撮影日記


2024年08月30日(金) 天気:曇時々雨

ローライフレックスを簡易的に調整する

大型で勢力が強い台風10号が,今日,広島に接近すると報じられている。週のはじめころは,水曜日あたりが大雨や強風のピークになると予想されていたが,進路の予想が少しずつ西にずれ,それにつれて広島への接近も遅くなってきた。そして今日は,JR在来線の全線,広島電鉄の電車や市内バスなど,アストラムラインを除いたほとんどすべての公共交通機関が計画運休で,終日運転を見合わせている。山陽新幹線も,広島駅から西側の区間が終日運休している。
 ところが,なかなか強い雨は降らない。風もあまり強くならない。夕方には大雨警報も発令されたが,結果としてあまり大雨にもならず,台風は過ぎ去っていった。ただ,線状降水帯などの豪雨災害はわりとピンポイントに発生する場合も多い。近隣の市町村では実際に大雨が降っていたところもあるし,同じ広島市内でもすこし場所が違えば,状況が大きく違ったりすることも珍しいことではない。

中判カメラでよくある形態の1つに,二眼レフカメラというものがある。撮影用のレンズが下に,ファインダー用のレンズが上に,縦に2つのレンズが並んでいる,縦長の外見をしている。ファインダーが上部にあって,それをおじぎするように覗き込んで撮ることになる。このような形態では,カメラを縦にしたり横にしたりして撮ることが困難であるが,二眼レフカメラのほとんどは,6cm×6cm判という,正方形の画像を記録するようになっている。縦位置も,横位置も関係ないのである。
 二眼レフカメラの代表的なものに,ドイツ製のローライフレックスというものがある。ローライフレックスというと,高価な二眼レフカメラというイメージをもたれるかもしれない。しかしそれは,F2.8という明るいレンズが装着された後期のものであり,比較的初期のものはかなり安価に入手することができる。わたしが入手しているローライフレックスは,30年くらい前に,海外通販で100ドルくらいで買ったものである(送料別)。シリアル番号によれば1945〜1949年ころの製造と思われるもので,F3.5のTessarレンズがついている,ROLLEIFLEX Automatというモデルになる。
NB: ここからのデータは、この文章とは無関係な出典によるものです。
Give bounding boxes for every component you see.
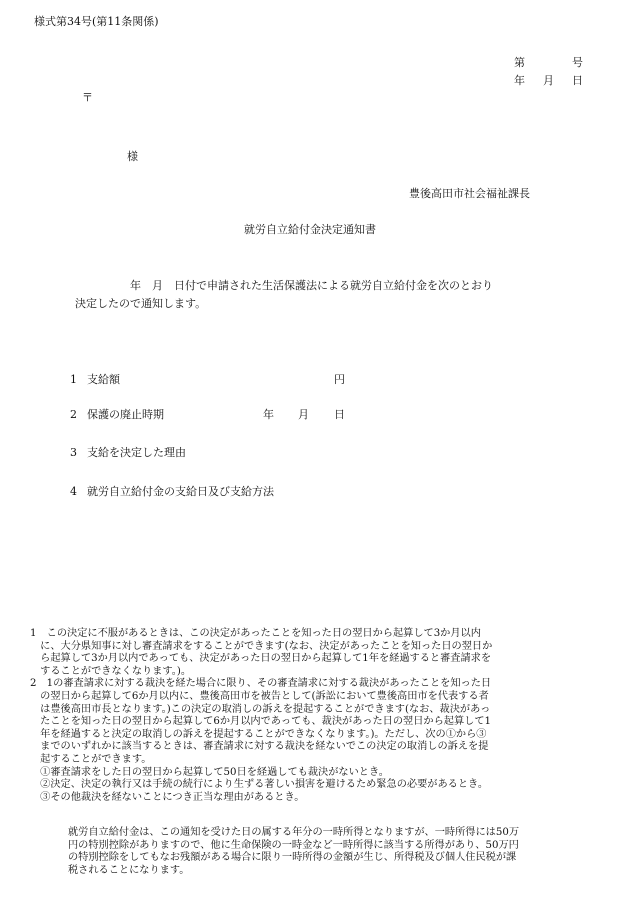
issue-date-year: 年	[514, 74, 525, 87]
note-line: 1 この決定に不服があるときは、この決定があったことを知った日の翌日から起算して3か月以内	[30, 628, 481, 639]
form-label: 様式第34号(第11条関係)	[34, 15, 159, 28]
note-line: ①審査請求をした日の翌日から起算して50日を経過しても裁決がないとき。	[30, 766, 389, 778]
note-line: の翌日から起算して6か月以内に、豊後高田市を被告として(訴訟において豊後高田市を代表する者	[30, 690, 489, 702]
item-number: 3	[70, 446, 77, 459]
item-number: 2	[70, 408, 77, 421]
notes-section	[30, 628, 614, 804]
note-line: ら起算して3か月以内であっても、決定があった日の翌日から起算して1年を経過すると審査請求を	[30, 653, 492, 665]
abolition-day: 日	[334, 408, 345, 421]
tax-footnote	[68, 827, 624, 877]
item-number: 1	[70, 373, 77, 386]
note-line: たことを知った日の翌日から起算して6か月以内であっても、裁決があった日の翌日から起算して1	[30, 716, 492, 728]
item-label-reason: 支給を決定した理由	[87, 446, 186, 459]
note-line: 年を経過すると決定の取消しの訴えを提起することができなくなります。)。ただし、次の①から③	[30, 728, 487, 740]
intro-line-1: 年 月 日付で申請された生活保護法による就労自立給付金を次のとおり	[130, 279, 493, 292]
item-label-abolition: 保護の廃止時期	[87, 408, 164, 421]
postal-mark: 〒	[82, 91, 93, 104]
footnote-line: 円の特別控除がありますので、他に生命保険の一時金など一時所得に該当する所得があり、50万円	[68, 839, 519, 851]
intro-line-2: 決定したので通知します。	[75, 297, 207, 310]
sender: 豊後高田市社会福祉課長	[409, 187, 530, 200]
document-number-suffix: 号	[572, 56, 583, 69]
footnote-line: の特別控除をしてもなお残額がある場合に限り一時所得の金額が生じ、所得税及び個人住民税が課	[68, 852, 517, 864]
note-line: までのいずれかに該当するときは、審査請求に対する裁決を経ないでこの決定の取消しの訴えを提	[30, 741, 489, 753]
abolition-month: 月	[298, 408, 309, 421]
document-title: 就労自立給付金決定通知書	[244, 223, 376, 236]
note-line: ③その他裁決を経ないことにつき正当な理由があるとき。	[30, 791, 305, 803]
note-line: 起することができます。	[30, 753, 152, 765]
item-label-amount: 支給額	[87, 373, 120, 386]
document-number-prefix: 第	[514, 56, 525, 69]
recipient-suffix: 様	[127, 150, 138, 163]
note-line: 2 1の審査請求に対する裁決を経た場合に限り、その審査請求に対する裁決があったことを知った日	[30, 678, 492, 690]
note-line: は豊後高田市長となります。)この決定の取消しの訴えを提起することができます(なお、裁決があっ	[30, 703, 491, 715]
note-line: することができなくなります。)。	[30, 665, 192, 677]
abolition-year: 年	[263, 408, 274, 421]
item-number: 4	[70, 485, 77, 498]
item-label-payment: 就労自立給付金の支給日及び支給方法	[87, 485, 274, 498]
footnote-line: 就労自立給付金は、この通知を受けた日の属する年分の一時所得となりますが、一時所得には50万	[68, 827, 520, 838]
note-line: ②決定、決定の執行又は手続の続行により生ずる著しい損害を避けるため緊急の必要があるとき。	[30, 779, 489, 791]
item-amount-unit: 円	[334, 373, 345, 386]
issue-date-month: 月	[543, 74, 554, 87]
footnote-line: 税されることになります。	[68, 864, 190, 876]
issue-date-day: 日	[572, 74, 583, 87]
note-line: に、大分県知事に対し審査請求をすることができます(なお、決定があったことを知った日の翌日か	[30, 640, 493, 652]
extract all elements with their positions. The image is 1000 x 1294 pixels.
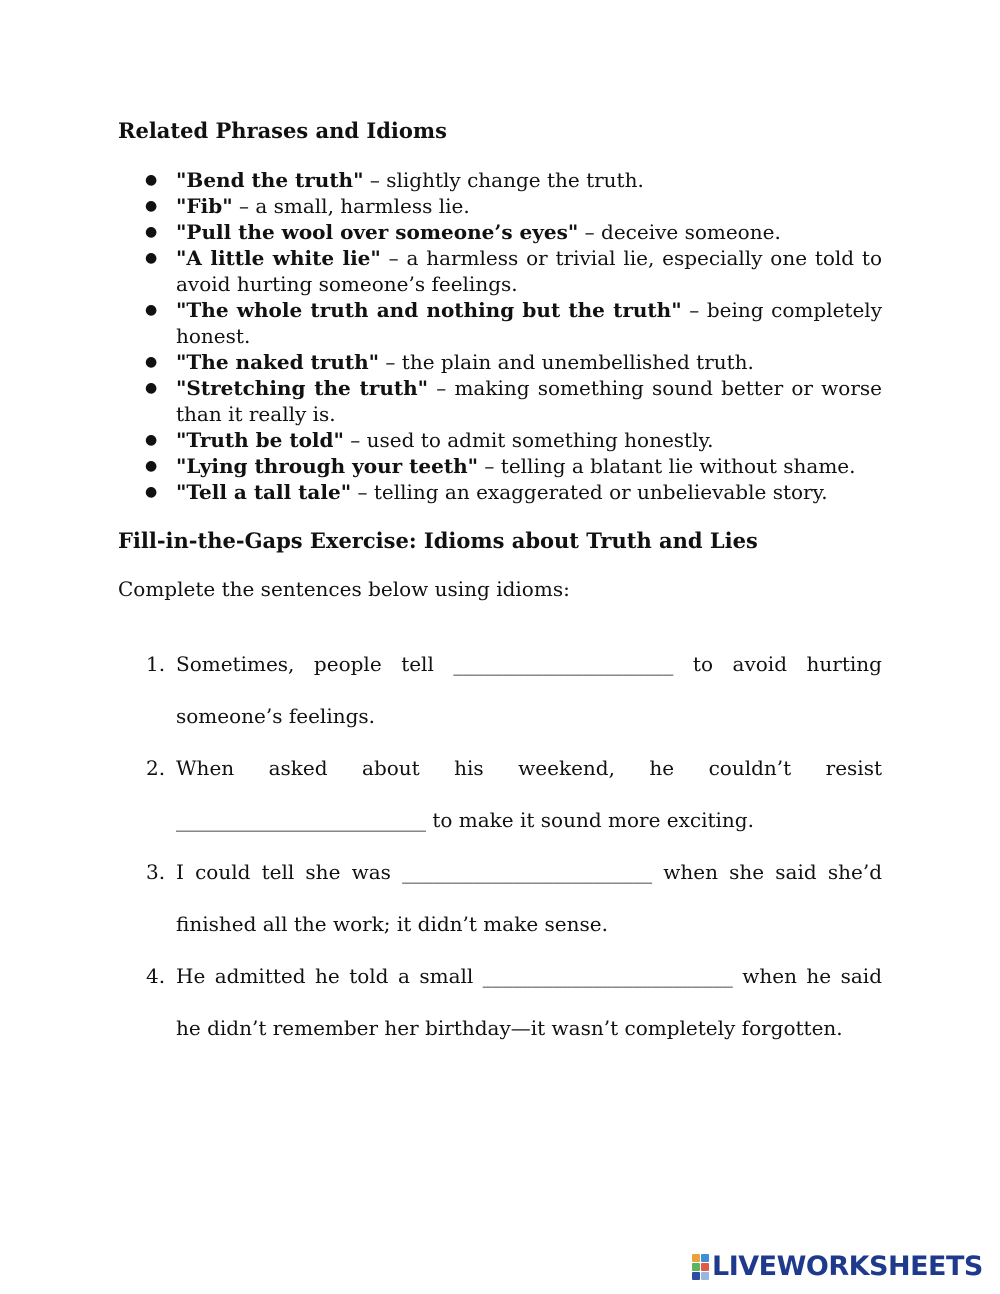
liveworksheets-icon — [692, 1254, 710, 1280]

ROLLEIFLEX Automatの大きな特徴として,フィルムを装填しクランクを巻き上げていけば,自動的に1コマ目で止まって撮影がはじめられる「オートマット機構」をそなえている点がある。このカメラで使う120ロールフィルム(いわゆるブローニーフィルム)は,遮光性の紙が巻かれていて,途中からフィルムが貼り付けられている。フィルムの裏にこの遮光性の紙が位置することから,この紙は裏紙とよばれている。カメラに装填するときに,このようにローラーの間にフィルムを通すわけだが,巻き上げていくと途中からフィルムのぶんだけ厚みが増すので,フィルムのはじまりが検知できるというものである。

また,巻き上げ動作とシャッターチャージが連動した「セルフコッキング」にもなっている。ピント調整は「レンズボード繰出式」で,セルフタイマーも内蔵されている。二眼レフカメラとしては,高機能なカメラである。ところが,この夏休みに久しぶりに使ってみようとしたところ,フィルムの開始がうまく検知されずに,フィルムを正しく装填することができなかった(2024年8月15日の日記を参照)。
 このカメラを入手したとき,オートマット機構についての気をつけるべき点があることを耳にした。発売当時のフィルムにくらべると現代のフィルムは薄いので,オートマット機構がうまくはたらかない,とのことである。そこで,使い終わった120フィルムの裏紙をこのようにフィルムを通すぶぶんにはさんでおけばよいとのことであった。こうすることによってフィルムのはじまりを検知して,撮影に使えるようになっていたのである。この夏休みに使おうとしたときには,この部分の調子が悪くなっていたようなのである。
 そこで,ここにはさんでおく裏紙を交換してみた。するとこんどは,フィルムのはじまりを検知するようになった。相当に細かな,厚さの変化を検知しているようである。とりあえずこれで,またしばらく,ROLLEIFLEX Automatでの撮影を楽しむことができそうである。ここにはさみこむ裏紙は,定期的に交換するようにするのがよいのだろう。

一方で,フィルム装填時に裏紙のスタートマークをあわせれば,あとは自動巻き止めになる「スタートマーク式」や裏紙に印字された数字を見ながらフィルムを送る「赤窓式」とよばれる二眼レフカメラには,操作ミスをしてしまう可能性もあるわけだが,オートマット式のような故障の心配がないのは大きな魅力である。